The downtown branch makeover was inspired, in part, by a similar one at the South Lansing branch, 3500 S. Cedar St., three years ago.

“We loved the open feeling there,” CADL Executive Director Maureen Hirten said.

Renovations to CADL’s downtown branch include shelves that display books cover out, similar to a bookstore.
Ty Forquer/City Pulse

Across all branches, fewer books are now more appealingly presented, often face outward, as in retail stores, rather than packed spine-out until the shelves groan.

“(Retail) is the model,” Hirten said. “Do you want self-help books from 1998? Do we need three shelves of Abraham Lincoln biographies?”

In the past few years, CADL has added hundreds of online books to its catalog. Physical books that don’t circulate often enough end up in the basement’s used book store, the Book Burrow, unless they’re classics or deemed essential for some other reason.

“We’ve discovered, in all the libraries where we’ve done renovations, that less is more,” Hirten said. “If you have good stuff out there, it circulates.”

Hirten acknowledged the obvious security benefits from better sight lines, but she said security wasn’t the primary reason for the new open design.

“We have security guards that make rounds,” she said.

A side benefit of lowering the shelves and opening up the second floor is that the library’s signature design element suddenly pops out everywhere.

At first glance, it looks like 10-foot-tall, square-trousered squid are attached to the windows, but there’s more to the panels than meets the eye. When Kenneth Black, mid-Michigan’s leading Modernist architect, designed a new library for Lansing in 1962, he was in a phase of decorative Modernism.

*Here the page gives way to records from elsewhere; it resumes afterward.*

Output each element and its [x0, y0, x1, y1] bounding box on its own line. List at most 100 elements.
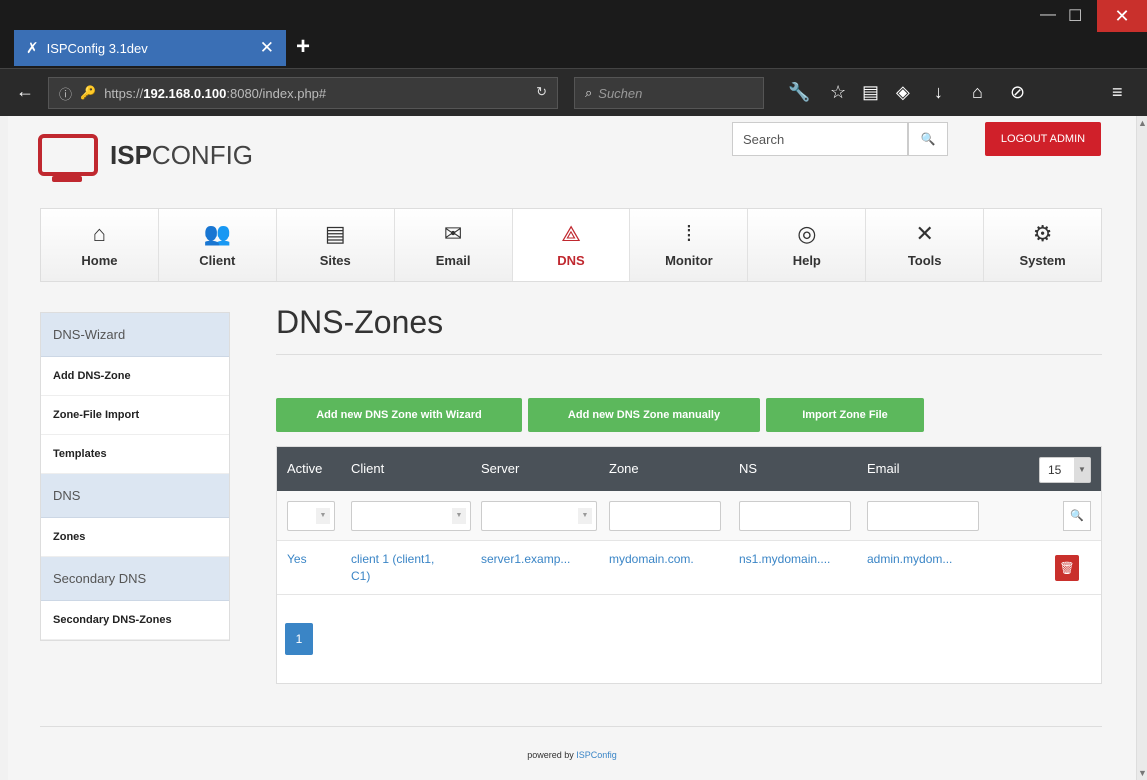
nav-dns[interactable]: ⟁ DNS [512, 209, 631, 281]
nav-home[interactable]: ⌂ Home [41, 209, 159, 281]
column-header-client[interactable]: Client [351, 461, 384, 476]
logout-button[interactable]: LOGOUT ADMIN [985, 122, 1101, 156]
search-icon: 🔍 [1070, 510, 1084, 522]
nav-label: DNS [557, 253, 585, 268]
column-header-email[interactable]: Email [867, 461, 900, 476]
add-zone-manually-button[interactable]: Add new DNS Zone manually [528, 398, 760, 432]
column-header-ns[interactable]: NS [739, 461, 757, 476]
chevron-down-icon: ▼ [316, 508, 330, 524]
tab-title: ISPConfig 3.1dev [46, 40, 148, 56]
pocket-icon[interactable]: ◈ [896, 82, 910, 103]
chevron-down-icon: ▼ [578, 508, 592, 524]
nav-sites[interactable]: ▤ Sites [276, 209, 395, 281]
cell-server[interactable]: server1.examp... [481, 551, 570, 568]
browser-search-field[interactable]: ⌕ Suchen [574, 77, 764, 109]
filter-search-button[interactable]: 🔍 [1063, 501, 1091, 531]
system-icon: ⚙ [1032, 221, 1053, 246]
filter-zone-input[interactable] [609, 501, 721, 531]
nav-label: Help [792, 253, 821, 268]
tab-close-icon[interactable]: ✕ [260, 38, 274, 58]
add-zone-wizard-button[interactable]: Add new DNS Zone with Wizard [276, 398, 522, 432]
nav-label: Monitor [665, 253, 713, 268]
main-nav: ⌂ Home 👥 Client ▤ Sites ✉ Email ⟁ DNS ⁞ … [40, 208, 1102, 282]
table-row[interactable]: Yes client 1 (client1, C1) server1.examp… [277, 541, 1101, 595]
ispconfig-logo[interactable]: ISPCONFIG [38, 134, 254, 182]
wrench-icon[interactable]: 🔧 [788, 82, 810, 103]
reading-list-icon[interactable]: ▤ [862, 82, 879, 103]
table-header: Active Client Server Zone NS Email 15 ▼ [277, 447, 1101, 491]
minimize-icon[interactable]: — [1040, 6, 1056, 24]
cell-active[interactable]: Yes [287, 551, 307, 568]
nav-tools[interactable]: ✕ Tools [866, 209, 985, 281]
pagination-page-1[interactable]: 1 [285, 623, 313, 655]
delete-button[interactable]: 🗑 [1055, 555, 1079, 581]
sidebar-heading-secondary-dns: Secondary DNS [41, 557, 229, 601]
url-field[interactable]: ⓘ 🔑 https://192.168.0.100:8080/index.php… [48, 77, 558, 109]
cell-email[interactable]: admin.mydom... [867, 551, 952, 568]
sidebar-item-add-dns-zone[interactable]: Add DNS-Zone [41, 357, 229, 396]
nav-client[interactable]: 👥 Client [158, 209, 277, 281]
scroll-up-icon[interactable]: ▲ [1138, 118, 1147, 128]
nav-system[interactable]: ⚙ System [984, 209, 1102, 281]
page-area: ISPCONFIG Search 🔍 LOGOUT ADMIN ⌂ Home 👥… [8, 116, 1136, 780]
home-browser-icon[interactable]: ⌂ [972, 82, 983, 103]
nav-label: System [1019, 253, 1066, 268]
nav-email[interactable]: ✉ Email [394, 209, 513, 281]
import-zone-file-button[interactable]: Import Zone File [766, 398, 924, 432]
nav-label: Tools [907, 253, 942, 268]
browser-search-placeholder: Suchen [598, 85, 643, 101]
search-icon: 🔍 [920, 132, 936, 146]
sidebar-item-templates[interactable]: Templates [41, 435, 229, 474]
nav-monitor[interactable]: ⁞ Monitor [630, 209, 749, 281]
reload-icon[interactable]: ↻ [536, 84, 547, 100]
url-prefix: https:// [104, 85, 144, 101]
home-icon: ⌂ [92, 221, 107, 246]
rows-per-page-value: 15 [1048, 463, 1062, 477]
browser-tab[interactable]: ✗ ISPConfig 3.1dev ✕ [14, 30, 286, 66]
footer: powered by ISPConfig [8, 750, 1136, 760]
download-icon[interactable]: ↓ [934, 82, 943, 103]
search-input[interactable]: Search [732, 122, 908, 156]
column-header-zone[interactable]: Zone [609, 461, 639, 476]
nav-label: Email [435, 253, 471, 268]
logo-rest: CONFIG [151, 139, 254, 170]
filter-email-input[interactable] [867, 501, 979, 531]
sidebar-item-zones[interactable]: Zones [41, 518, 229, 557]
menu-icon[interactable]: ≡ [1112, 82, 1123, 103]
trash-icon: 🗑 [1059, 561, 1075, 575]
email-icon: ✉ [443, 221, 463, 246]
new-tab-button[interactable]: + [296, 33, 310, 61]
cell-client[interactable]: client 1 (client1, C1) [351, 551, 434, 585]
nav-help[interactable]: ◎ Help [748, 209, 867, 281]
filter-ns-input[interactable] [739, 501, 851, 531]
extension-icon[interactable]: ⊘ [1010, 82, 1025, 103]
cell-client-line1: client 1 (client1, [351, 552, 435, 566]
back-arrow-icon[interactable]: ← [16, 81, 34, 102]
sidebar-heading-dns: DNS [41, 474, 229, 518]
cell-zone[interactable]: mydomain.com. [609, 551, 694, 568]
column-header-active[interactable]: Active [287, 461, 322, 476]
scroll-down-icon[interactable]: ▼ [1138, 768, 1147, 778]
dns-icon: ⟁ [561, 221, 581, 246]
chevron-down-icon: ▼ [452, 508, 466, 524]
sidebar-item-secondary-dns-zones[interactable]: Secondary DNS-Zones [41, 601, 229, 640]
url-path: :8080/index.php# [226, 85, 327, 101]
filter-server-select[interactable]: ▼ [481, 501, 597, 531]
cell-ns[interactable]: ns1.mydomain.... [739, 551, 830, 568]
column-header-server[interactable]: Server [481, 461, 519, 476]
maximize-icon[interactable]: ☐ [1068, 6, 1082, 26]
filter-active-select[interactable]: ▼ [287, 501, 335, 531]
lock-warning-icon[interactable]: 🔑 [80, 85, 96, 101]
bookmark-star-icon[interactable]: ☆ [830, 82, 846, 103]
search-button[interactable]: 🔍 [908, 122, 948, 156]
filter-client-select[interactable]: ▼ [351, 501, 471, 531]
tools-icon: ✕ [915, 221, 934, 246]
info-icon[interactable]: ⓘ [59, 84, 72, 103]
rows-per-page-select[interactable]: 15 ▼ [1039, 457, 1091, 483]
browser-toolbar: ← ⓘ 🔑 https://192.168.0.100:8080/index.p… [0, 68, 1147, 116]
page-scrollbar[interactable]: ▲ ▼ [1136, 116, 1147, 780]
sidebar: DNS-Wizard Add DNS-Zone Zone-File Import… [40, 312, 230, 641]
footer-brand-link[interactable]: ISPConfig [576, 750, 617, 760]
window-close-icon[interactable]: ✕ [1097, 0, 1147, 32]
sidebar-item-zone-file-import[interactable]: Zone-File Import [41, 396, 229, 435]
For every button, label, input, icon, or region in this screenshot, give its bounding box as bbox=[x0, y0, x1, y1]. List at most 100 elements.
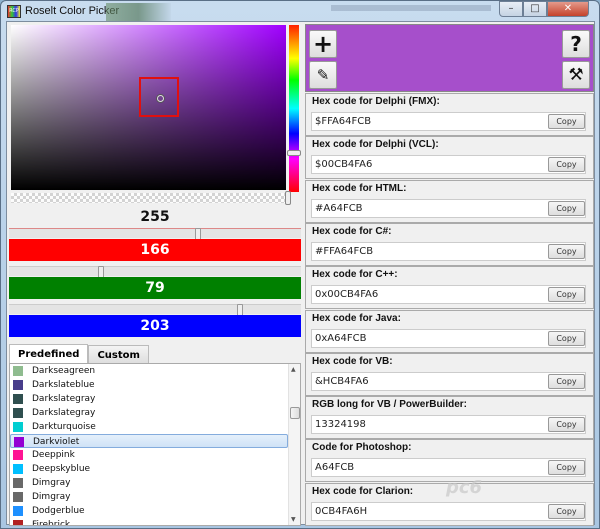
copy-button[interactable]: Copy bbox=[548, 373, 585, 389]
code-label: Hex code for VB: bbox=[312, 355, 393, 367]
settings-button[interactable]: ⚒ bbox=[562, 61, 590, 89]
copy-button[interactable]: Copy bbox=[548, 114, 585, 129]
color-name: Deeppink bbox=[32, 450, 75, 460]
tab-custom[interactable]: Custom bbox=[88, 345, 149, 364]
color-tabs: Predefined Custom bbox=[9, 344, 149, 365]
alpha-slider-thumb[interactable] bbox=[285, 191, 291, 205]
color-name: Darkturquoise bbox=[32, 422, 96, 432]
app-window: RCP Roselt Color Picker – □ ✕ 255 166 79 bbox=[0, 0, 600, 529]
code-label: Hex code for Java: bbox=[312, 312, 401, 324]
scroll-down-icon[interactable]: ▼ bbox=[291, 516, 296, 523]
color-name: Darkseagreen bbox=[32, 366, 96, 376]
predefined-color-list[interactable]: Darkseagreen Darkslateblue Darkslategray Da… bbox=[9, 363, 301, 526]
color-list-item[interactable]: Darkslategray bbox=[10, 392, 300, 406]
color-cursor[interactable] bbox=[157, 95, 164, 102]
color-swatch bbox=[13, 366, 23, 376]
eyedropper-button[interactable]: ✎ bbox=[309, 61, 337, 89]
code-label: RGB long for VB / PowerBuilder: bbox=[312, 399, 468, 411]
hue-slider-thumb[interactable] bbox=[287, 150, 301, 156]
color-swatch bbox=[13, 450, 23, 460]
hue-slider[interactable] bbox=[289, 25, 299, 192]
color-list-item[interactable]: Dimgray bbox=[10, 490, 300, 504]
green-value[interactable]: 79 bbox=[9, 277, 301, 299]
code-value-field[interactable]: $00CB4FA6 bbox=[311, 155, 586, 175]
color-swatch bbox=[14, 437, 24, 447]
watermark: pc6 bbox=[446, 477, 483, 498]
copy-button[interactable]: Copy bbox=[548, 460, 585, 476]
scroll-thumb[interactable] bbox=[290, 407, 300, 419]
code-value-field[interactable]: &HCB4FA6 bbox=[311, 371, 586, 391]
copy-button[interactable]: Copy bbox=[548, 287, 585, 303]
code-panel: Hex code for C++: 0x00CB4FA6 Copy bbox=[305, 266, 594, 310]
app-icon: RCP bbox=[7, 5, 21, 18]
color-name: Dodgerblue bbox=[32, 506, 85, 516]
add-color-button[interactable]: + bbox=[309, 30, 337, 58]
minimize-button[interactable]: – bbox=[499, 1, 523, 17]
color-name: Darkslateblue bbox=[32, 380, 95, 390]
color-name: Darkviolet bbox=[33, 437, 80, 447]
color-swatch bbox=[13, 422, 23, 432]
maximize-button[interactable]: □ bbox=[523, 1, 547, 17]
close-button[interactable]: ✕ bbox=[547, 1, 589, 17]
title-bar[interactable]: RCP Roselt Color Picker – □ ✕ bbox=[1, 1, 599, 23]
list-scrollbar[interactable]: ▲ ▼ bbox=[288, 364, 300, 525]
blue-slider[interactable] bbox=[9, 304, 301, 317]
copy-button[interactable]: Copy bbox=[548, 417, 585, 433]
background-window-title bbox=[331, 5, 491, 11]
blue-value[interactable]: 203 bbox=[9, 315, 301, 337]
copy-button[interactable]: Copy bbox=[548, 200, 585, 216]
red-value[interactable]: 166 bbox=[9, 239, 301, 261]
color-swatch bbox=[13, 478, 23, 488]
code-value-field[interactable]: 0CB4FA6H bbox=[311, 501, 586, 521]
color-name: Deepskyblue bbox=[32, 464, 91, 474]
red-slider[interactable] bbox=[9, 228, 301, 241]
help-button[interactable]: ? bbox=[562, 30, 590, 58]
code-label: Hex code for HTML: bbox=[312, 182, 407, 194]
code-panel: Hex code for HTML: #A64FCB Copy bbox=[305, 179, 594, 223]
color-list-item[interactable]: Darkslateblue bbox=[10, 378, 300, 392]
code-value-field[interactable]: 13324198 bbox=[311, 415, 586, 435]
copy-button[interactable]: Copy bbox=[548, 503, 585, 519]
copy-button[interactable]: Copy bbox=[548, 330, 585, 346]
color-swatch bbox=[13, 520, 23, 525]
code-value-field[interactable]: #FFA64FCB bbox=[311, 241, 586, 261]
plus-icon: + bbox=[312, 30, 334, 58]
color-list-item[interactable]: Dodgerblue bbox=[10, 504, 300, 518]
color-list-item[interactable]: Darkviolet bbox=[10, 434, 288, 448]
green-slider[interactable] bbox=[9, 266, 301, 279]
alpha-value[interactable]: 255 bbox=[9, 206, 301, 228]
code-value-field[interactable]: $FFA64FCB bbox=[311, 112, 586, 131]
code-label: Hex code for Delphi (FMX): bbox=[312, 96, 440, 107]
color-swatch bbox=[13, 394, 23, 404]
color-list-item[interactable]: Darkslategray bbox=[10, 406, 300, 420]
code-panel: Hex code for C#: #FFA64FCB Copy bbox=[305, 222, 594, 266]
color-name: Dimgray bbox=[32, 492, 71, 502]
code-label: Hex code for C#: bbox=[312, 225, 392, 237]
color-list-item[interactable]: Dimgray bbox=[10, 476, 300, 490]
code-label: Hex code for Delphi (VCL): bbox=[312, 139, 439, 151]
code-value-field[interactable]: 0x00CB4FA6 bbox=[311, 285, 586, 305]
scroll-up-icon[interactable]: ▲ bbox=[291, 366, 296, 373]
copy-button[interactable]: Copy bbox=[548, 243, 585, 259]
color-name: Dimgray bbox=[32, 478, 71, 488]
eyedropper-icon: ✎ bbox=[316, 66, 330, 84]
color-list-item[interactable]: Deepskyblue bbox=[10, 462, 300, 476]
code-panel: Hex code for Java: 0xA64FCB Copy bbox=[305, 309, 594, 353]
code-value-field[interactable]: 0xA64FCB bbox=[311, 328, 586, 348]
color-swatch bbox=[13, 408, 23, 418]
background-blur bbox=[106, 3, 171, 21]
alpha-slider[interactable] bbox=[11, 193, 286, 203]
color-list-item[interactable]: Firebrick bbox=[10, 518, 300, 525]
color-list-item[interactable]: Darkseagreen bbox=[10, 364, 300, 378]
code-value-field[interactable]: #A64FCB bbox=[311, 198, 586, 218]
copy-button[interactable]: Copy bbox=[548, 157, 585, 173]
color-list-item[interactable]: Darkturquoise bbox=[10, 420, 300, 434]
code-panel: Hex code for Delphi (FMX): $FFA64FCB Copy bbox=[305, 93, 594, 136]
color-name: Darkslategray bbox=[32, 408, 96, 418]
tab-predefined[interactable]: Predefined bbox=[9, 344, 89, 365]
help-icon: ? bbox=[570, 32, 582, 56]
code-panel: Hex code for VB: &HCB4FA6 Copy bbox=[305, 352, 594, 396]
code-value-field[interactable]: A64FCB bbox=[311, 458, 586, 478]
color-list-item[interactable]: Deeppink bbox=[10, 448, 300, 462]
color-name: Darkslategray bbox=[32, 394, 96, 404]
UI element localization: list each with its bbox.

The library’s exterior glitters with a latticework of white squares made of concrete embedded with glittering quartz crystals. The designs are colophons, or publishers’ emblems, of four major publishers of the 1960s.

From inside, the panels shield the sun’s rays and let you know where you are in no uncertain terms.

The library’s decorative touches, along with the sunken gardens buffering the building on the east and west and the warm wood panels lining the interior, give the building a stylish serenity.

“It is a very significant piece of architecture,” Gute said. “As architects, we have a certain amount of reverence for it.”

Gute’s team colored the library with hues that respect Black’s cool, understated interior design. Black’s light maple wood panels, a feature that would be prohibitively expensive today, were cleaned and repainted. The stain on the wood had a greenish pigment typical of the 1960s, Gute said — a tough color to work with, but the builders came up with a match.

A prodigal son who hadn’t set foot in a library for years, Gute started nosing around the place as soon as his firm got the job, beginning with his coloring class.

“I was amazed at how many people are in that library, even during the day,” Gute said. “There are people there to get books, but a lot of people are there that are doing work and don’t have Wi-Fi. Frequently, every computer had a person sitting at it.”

As the design process progressed, Gute found that a building that was designed for “book processing and book lending” was surprisingly adaptable.

Gute’s firm, Delta Township-based Mayotte Group Architects, has worked with Cooley Law School, Auto-Owners Insurance and several Lansing churches, but the library project has special significance for Gute.

A bank of computers is available to patrons on the library’s remodeled second floor.
Ty Forquer/City Pulse

Mayotte merged in the 1980s with Kenneth Black’s firm after both went through a few iterations. That means Mayotte’s lineage goes back to 1913, when Kenneth Black’s father, Lee Black, started his architectural practice in Lansing.

“It’s kind of like I’m working alongside my ancestors,” Gute said.

When the library was dedicated in 1964, a press release bragged that it was within walking distance of “all four major downtown department stores.”

That era has vanished, but with retail activity and housing returning to Lansing’s downtown, the library’s 2017 makeover reaffirms its status as a community hub and makes Black seem like a prophetic figure.

“People who are now moving out of city areas find that their new surroundings are not the Utopia they expected,” Black said in 1947. “We must again capture the elusive quality of humanness and weave it into the physical framework of our cities.”